Simple Landscaping Projects: Stone Pathway with green grass background

Simple Landscaping Projects: Stone Pathway with green grass background

We’ve done our share of huge landscape projects. One of the ones that comes immediately to mind is hauling a 1,000 pound boulder through the client’s house as part of a water feature. But not all projects have to be large, involved or elaborate as this one. Small landscaping projects can bring just as much beauty to a yard as large ones, like it did with this project in Ingleside Heights.

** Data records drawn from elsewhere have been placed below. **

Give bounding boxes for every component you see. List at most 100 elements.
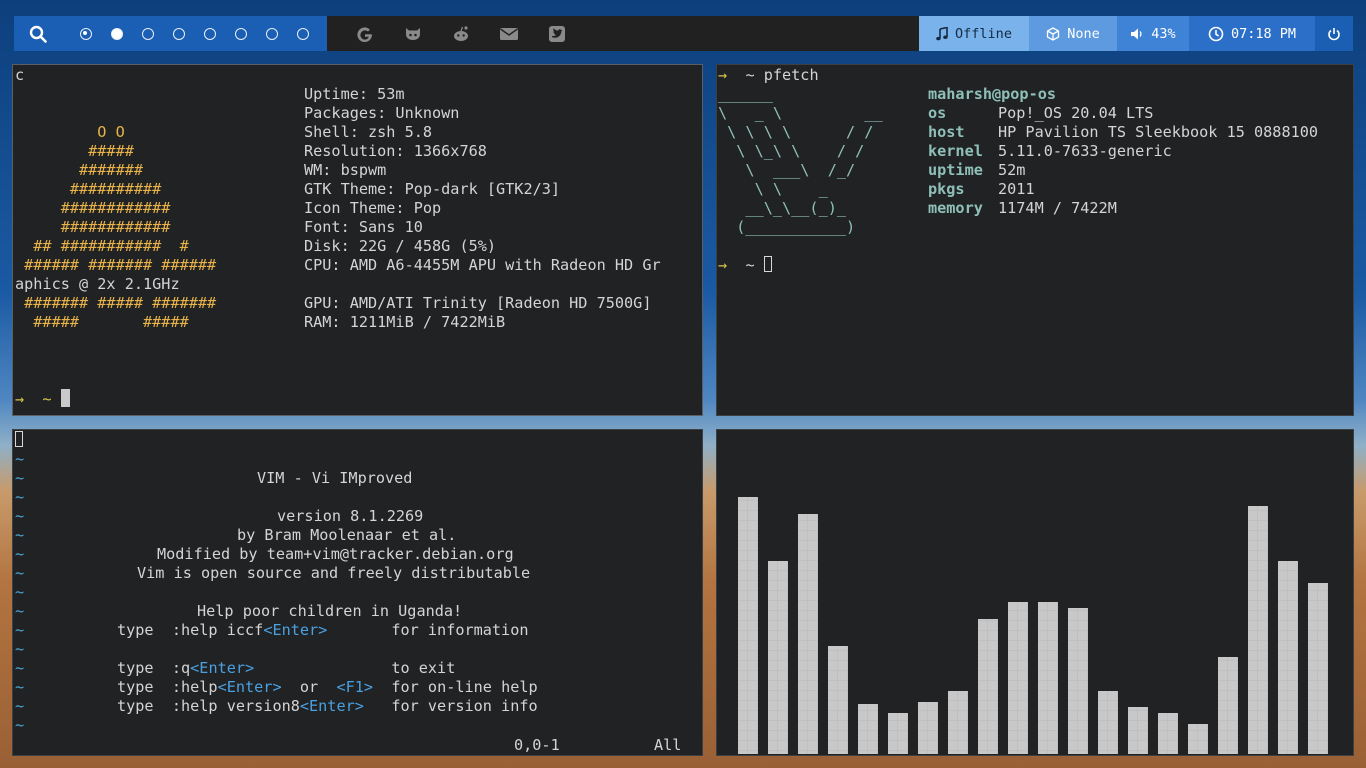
cursor <box>763 256 772 272</box>
vim-intro-text: for version info <box>363 697 538 715</box>
cursor <box>60 389 70 407</box>
pfetch-key: kernel <box>928 142 983 160</box>
top-bar: Offline None 43% 07:18 PM <box>14 16 1353 51</box>
reddit-launcher[interactable] <box>437 16 485 51</box>
command-line: → ~ pfetch <box>718 66 819 84</box>
vim-tilde: ~ <box>15 621 25 639</box>
prompt-text: → ~ <box>15 390 61 408</box>
audio-bar <box>768 561 788 754</box>
terminal-audio-visualizer[interactable] <box>716 429 1354 756</box>
pfetch-key: pkgs <box>928 180 965 198</box>
vim-intro-text: to exit <box>254 659 456 677</box>
mail-launcher[interactable] <box>485 16 533 51</box>
workspace-dot-icon <box>234 27 247 40</box>
workspace-2[interactable] <box>101 16 132 51</box>
vim-tilde: ~ <box>15 488 25 506</box>
workspace-1[interactable] <box>70 16 101 51</box>
audio-bar <box>1218 657 1238 754</box>
clock-icon <box>1208 26 1224 41</box>
workspace-4[interactable] <box>163 16 194 51</box>
audio-bar <box>1248 506 1268 754</box>
terminal-vim[interactable]: ~ ~ ~ ~ ~ ~ ~ ~ ~ ~ ~ ~ ~ ~ ~ VIM - Vi IMproved version… <box>12 429 703 756</box>
vim-intro-text: type :help <box>117 678 218 696</box>
pfetch-logo-line: \ ___\ /_/ <box>718 161 856 179</box>
mail-icon <box>500 27 518 40</box>
pfetch-value: HP Pavilion TS Sleekbook 15 0888100 <box>998 123 1319 141</box>
workspace-7[interactable] <box>256 16 287 51</box>
clock-module[interactable]: 07:18 PM <box>1189 16 1315 51</box>
pfetch-value: 52m <box>998 161 1026 179</box>
vim-tilde: ~ <box>15 678 25 696</box>
vim-intro-text: or <box>281 678 337 696</box>
system-info-line: CPU: AMD A6-4455M APU with Radeon HD Gr <box>304 256 661 274</box>
audio-bar <box>1008 602 1028 754</box>
cursor <box>15 431 23 447</box>
vim-key-hint: <Enter> <box>190 659 255 677</box>
vim-intro-text: type :help version8 <box>117 697 300 715</box>
google-launcher[interactable] <box>341 16 389 51</box>
ascii-logo-line: ####### ##### ####### <box>15 294 217 312</box>
pfetch-value: 2011 <box>998 180 1035 198</box>
volume-module[interactable]: 43% <box>1117 16 1189 51</box>
vim-key-hint: <Enter> <box>263 621 328 639</box>
vim-intro-text: type :help iccf <box>117 621 264 639</box>
power-button[interactable] <box>1315 16 1353 51</box>
ascii-logo-line: ############ <box>15 218 171 236</box>
pfetch-value: 5.11.0-7633-generic <box>998 142 1172 160</box>
pfetch-logo-line: __\_\__(_)_ <box>718 199 847 217</box>
volume-icon <box>1131 28 1142 39</box>
ascii-logo-line: ##### <box>15 142 134 160</box>
vim-ruler-scroll: All <box>654 736 682 754</box>
audio-bar <box>828 646 848 754</box>
audio-bar <box>1068 608 1088 754</box>
workspace-8[interactable] <box>287 16 318 51</box>
ascii-logo-line: O O <box>15 123 125 141</box>
terminal-pfetch[interactable]: → ~ pfetch ______ \ _ \ __ \ \ \ \ / / \ … <box>716 64 1354 416</box>
system-info-line: WM: bspwm <box>304 161 387 179</box>
vim-intro-text: Help poor children in Uganda! <box>197 602 463 620</box>
pfetch-logo-line: (___________) <box>718 218 856 236</box>
vim-tilde: ~ <box>15 469 25 487</box>
pfetch-value: Pop!_OS 20.04 LTS <box>998 104 1154 122</box>
music-note-icon <box>936 26 948 40</box>
twitter-icon <box>549 25 565 42</box>
pfetch-key: memory <box>928 199 983 217</box>
updates-module[interactable]: None <box>1029 16 1117 51</box>
updates-status: None <box>1067 25 1100 42</box>
audio-bar <box>1278 561 1298 754</box>
audio-bar <box>858 704 878 754</box>
workspace-dot-icon <box>79 27 92 40</box>
vim-tilde: ~ <box>15 564 25 582</box>
system-info-line: Shell: zsh 5.8 <box>304 123 433 141</box>
pfetch-logo-line: \ _ \ __ <box>718 104 883 122</box>
vim-intro-line: by Bram Moolenaar et al. <box>237 526 456 545</box>
vim-tilde: ~ <box>15 640 25 658</box>
system-info-line: Icon Theme: Pop <box>304 199 442 217</box>
ascii-logo-line: ########## <box>15 180 162 198</box>
workspace-5[interactable] <box>194 16 225 51</box>
vim-intro-line: Modified by team+vim@tracker.debian.org <box>157 545 514 564</box>
terminal-neofetch[interactable]: c O O ##### ####### ########## #########… <box>12 64 703 416</box>
audio-bar <box>888 713 908 754</box>
workspace-dot-icon <box>172 27 185 40</box>
vim-tilde: ~ <box>15 583 25 601</box>
github-launcher[interactable] <box>389 16 437 51</box>
vim-ruler-position: 0,0-1 <box>514 736 560 754</box>
workspace-6[interactable] <box>225 16 256 51</box>
vim-tilde: ~ <box>15 545 25 563</box>
pfetch-logo-line: \ \_\ \ / / <box>718 142 865 160</box>
ascii-logo-line: ############ <box>15 199 171 217</box>
music-module[interactable]: Offline <box>919 16 1029 51</box>
twitter-launcher[interactable] <box>533 16 581 51</box>
workspace-switcher <box>62 16 327 51</box>
vim-key-hint: <Enter> <box>217 678 282 696</box>
vim-intro-line: version 8.1.2269 <box>277 507 423 526</box>
vim-intro-line: type :help<Enter> or <F1> for on-line he… <box>117 678 538 697</box>
audio-bar <box>978 619 998 754</box>
system-info-line: RAM: 1211MiB / 7422MiB <box>304 313 506 331</box>
vim-tilde: ~ <box>15 697 25 715</box>
workspace-3[interactable] <box>132 16 163 51</box>
search-button[interactable] <box>14 16 62 51</box>
audio-bar <box>1188 724 1208 754</box>
audio-bar <box>1038 602 1058 754</box>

A Simple Garden With a View

Our client wanted something simple, beautiful and private. Nothing too elaborate, but she still wanted to sit and enjoy nature’s beauty without too much reminder of the city’s hustle and bustle. A nice, higher-end fence would make a great backdrop for the garden.

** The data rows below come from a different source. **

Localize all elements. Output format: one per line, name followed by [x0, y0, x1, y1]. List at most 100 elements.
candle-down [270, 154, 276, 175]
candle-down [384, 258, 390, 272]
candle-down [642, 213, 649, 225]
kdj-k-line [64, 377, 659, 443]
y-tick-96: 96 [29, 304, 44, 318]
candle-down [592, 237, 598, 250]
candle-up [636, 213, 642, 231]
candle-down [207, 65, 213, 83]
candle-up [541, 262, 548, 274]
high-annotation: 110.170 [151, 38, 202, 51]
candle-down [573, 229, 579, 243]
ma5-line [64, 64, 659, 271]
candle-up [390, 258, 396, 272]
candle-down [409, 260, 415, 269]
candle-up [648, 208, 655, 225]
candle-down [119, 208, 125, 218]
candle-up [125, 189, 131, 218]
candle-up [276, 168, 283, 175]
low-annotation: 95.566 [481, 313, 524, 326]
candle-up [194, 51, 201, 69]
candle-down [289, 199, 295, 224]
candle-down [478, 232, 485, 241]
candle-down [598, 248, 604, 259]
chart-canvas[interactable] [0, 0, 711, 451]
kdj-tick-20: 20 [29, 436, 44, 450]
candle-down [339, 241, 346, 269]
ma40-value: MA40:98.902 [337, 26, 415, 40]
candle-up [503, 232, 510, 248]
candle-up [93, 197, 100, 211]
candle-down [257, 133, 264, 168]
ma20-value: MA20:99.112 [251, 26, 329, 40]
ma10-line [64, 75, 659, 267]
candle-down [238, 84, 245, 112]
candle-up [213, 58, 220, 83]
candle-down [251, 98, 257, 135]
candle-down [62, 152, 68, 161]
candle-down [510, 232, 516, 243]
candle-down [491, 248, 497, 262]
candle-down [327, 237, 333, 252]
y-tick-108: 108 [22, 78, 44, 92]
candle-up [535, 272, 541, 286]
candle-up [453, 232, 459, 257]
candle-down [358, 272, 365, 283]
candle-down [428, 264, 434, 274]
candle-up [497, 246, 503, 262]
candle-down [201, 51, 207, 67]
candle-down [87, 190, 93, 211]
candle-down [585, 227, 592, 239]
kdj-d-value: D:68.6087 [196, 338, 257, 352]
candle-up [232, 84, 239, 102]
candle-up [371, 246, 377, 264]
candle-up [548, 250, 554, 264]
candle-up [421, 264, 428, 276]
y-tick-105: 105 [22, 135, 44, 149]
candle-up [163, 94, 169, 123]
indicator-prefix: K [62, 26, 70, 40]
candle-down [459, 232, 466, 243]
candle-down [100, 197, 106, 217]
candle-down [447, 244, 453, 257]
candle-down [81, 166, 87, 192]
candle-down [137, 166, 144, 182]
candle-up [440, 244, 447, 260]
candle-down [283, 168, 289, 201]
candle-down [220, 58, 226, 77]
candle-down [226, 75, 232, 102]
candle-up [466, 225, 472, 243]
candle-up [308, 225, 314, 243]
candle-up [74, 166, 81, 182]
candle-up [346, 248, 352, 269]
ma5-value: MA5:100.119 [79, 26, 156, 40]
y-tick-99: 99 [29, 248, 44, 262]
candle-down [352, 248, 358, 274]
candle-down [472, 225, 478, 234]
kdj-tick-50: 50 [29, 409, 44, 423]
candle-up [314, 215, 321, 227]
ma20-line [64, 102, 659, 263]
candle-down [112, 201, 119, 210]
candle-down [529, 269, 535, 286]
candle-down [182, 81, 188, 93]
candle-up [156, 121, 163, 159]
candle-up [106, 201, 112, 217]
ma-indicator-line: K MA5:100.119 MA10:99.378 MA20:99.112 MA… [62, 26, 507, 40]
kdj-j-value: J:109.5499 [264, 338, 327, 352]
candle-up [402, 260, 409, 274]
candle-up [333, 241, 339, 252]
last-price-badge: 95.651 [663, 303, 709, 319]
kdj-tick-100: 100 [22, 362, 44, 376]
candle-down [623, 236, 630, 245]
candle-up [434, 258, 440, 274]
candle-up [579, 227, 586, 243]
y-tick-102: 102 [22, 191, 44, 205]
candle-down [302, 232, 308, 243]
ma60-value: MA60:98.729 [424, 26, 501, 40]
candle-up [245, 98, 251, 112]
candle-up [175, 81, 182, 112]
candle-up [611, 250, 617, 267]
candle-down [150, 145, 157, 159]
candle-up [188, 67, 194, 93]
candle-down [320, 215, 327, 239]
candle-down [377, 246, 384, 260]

Horizontal redwood fence borders the garden, with the exception of the rear property line

We came up with a horizontal redwood fence, which breaks the monotony of green-on-green, but keeps the natural look. Not only are redwood fences beautiful, but they have a high durability. Thanks to the natural oils in the wood, redwood has a tendency to repel insects and moisture – which means our client’s new fence will have less chance of warping, splintering or rotting. We also used stainless screws for longevity.

Tempered glass provides natural light and privacy

To really set the garden off, we used tempered, frosted glass panels at the rear property line. The tempered glass allows privacy without blocking out natural light. Unlike Plexiglas, these glass panels will never yellow with the UV light of the sun.

Backdrops Are Important, Too

Here’s a pro tip for creating beautiful, peaceful backyard landscapes: the backgrounds are important, too.

Whenever we’re contracted for a landscape project, fencing and retaining walls are often part of the contract. That’s because a garden isn’t complete without the right type of backing. Imagine a Japanese garden with an old, rickety, grayed-out fence, or a water feature with a dead tree in the background.

In short, if the background doesn’t match the foreground, it’s not a complete picture. However, the right background, as seen in the project above, can provide large returns for your garden design.